Shaul Eyal - CIBC World Markets

Thank you hi guys good afternoon. Two quick housekeeping. Ron, any foreign exchange impact this quarter?

Ron Moskovitz

No, nothing material. There was some but nothing material. Overall, we have some hedging and there were some things that offset one another. So, there is nothing to report about.

Shaul Eyal - CIBC World Markets

Fair enough. With respect to the upcoming AT&T contracts, will you go through some from the selective hiring and do you start ramping off down the road?

Ron Moskovitz

I would say, mostly people that we get from AT&T or with some subcontract. So, it doesn’t require some hiring from our city at this point.

Shaul Eyal - CIBC World Markets

Got it. What was the recent headcounts as you entered in the quarter?

Ron Moskovitz

Of the company?

Shaul Eyal - CIBC World Markets

Yeah.

Ron Moskovitz

It’s around 16 half 8,000 people.

Shaul Eyal - CIBC World Markets

All right. Thank you very much.

Ron Moskovitz

Thank you.

Operator

Our next question is from Larry Berlin, First Analysis.

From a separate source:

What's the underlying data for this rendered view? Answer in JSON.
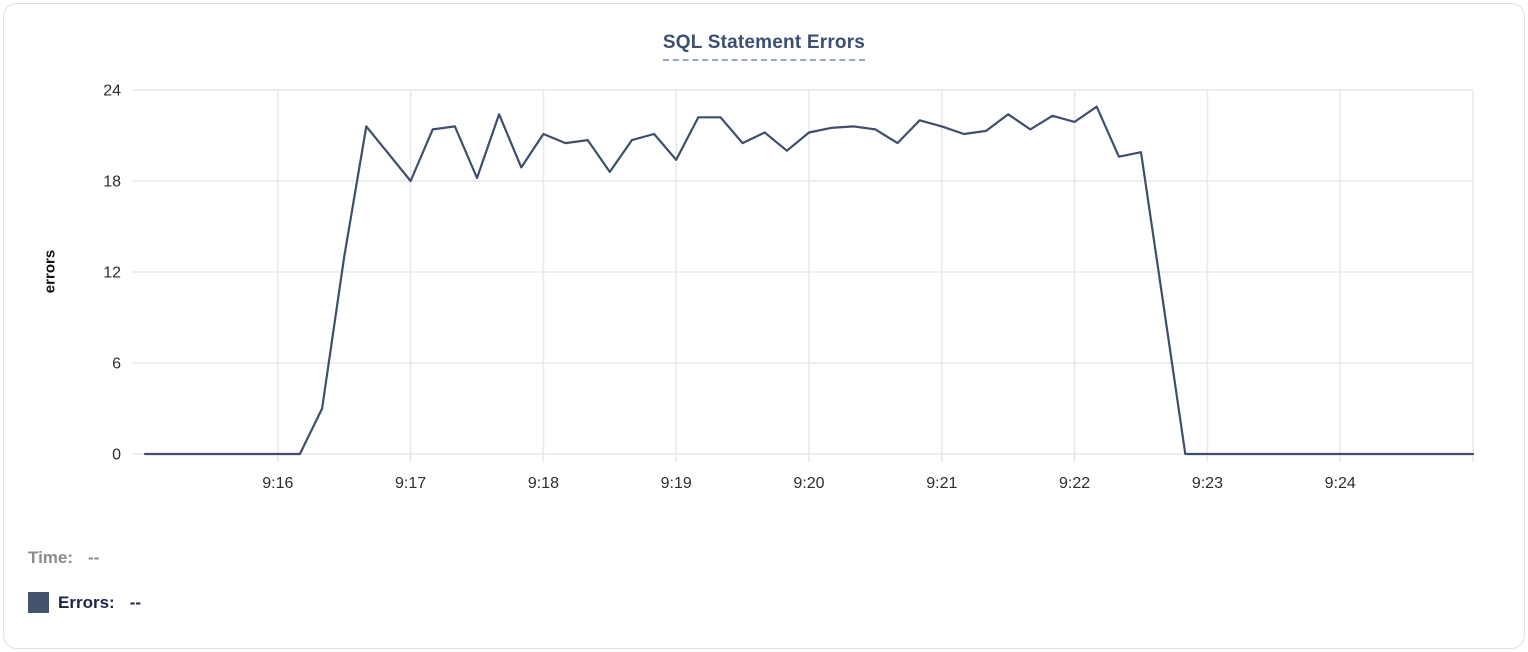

Larry Berlin - First Analysis

Hi guys on the clean up factors. First of all what percentage of revenue came from managed services in the quarter?

Ron Moskovitz

It is somewhere between 35% to 40%.

Larry Berlin - First Analysis

Okay. Can you give us a normal geographic breakdown? We haven't done that in a while?

Ron Moskovitz

In geographic breakdown, we have 67% in North America, 27% in Europe and 10% in the rest of the world.

Larry Berlin - First Analysis

Okay. What was depreciation and amortization?

Ron Moskovitz

Depreciation and amortization let me check up on this. I have got that handy. It's overall $41 million, depreciation and amortization.

Larry Berlin - First Analysis

Okay. Then lastly normally, Dov, you say, how many total wins you had in a quarter and you skipped that one this time.

Dov Baharav

Yeah, actually and fairly it would not, by mistake. What is happening is, for quite sometime we are dealing this dilemma. Part of the reason we think that it's becoming less and less meaningful, is because we have a lot of numbers of small deals on their insight. Now we give value to some smaller components, in some cases with the OSS and as a matter of fact the actual number is becoming less and less meaningful. And we've told that actually the guidance is a better indication for where the business is going. For this specific quarter, the numbers were higher than last quarter, but again the number per se of wins does not mean as much and therefore we did not use it.

Larry Berlin - First Analysis

Okay. Well, look forward to seeing you next week. Thanks a lot.

Dov Baharav

Thank you.

Ron Moskovitz

Thank you.

Operator

And with that, this does conclude today's question-and-answer session. I would like to turn the conference back to management for closing comments.

Ron Moskovitz

Great, thank you. On behalf of the company thank you to everyone for attending the call, this concludes the call.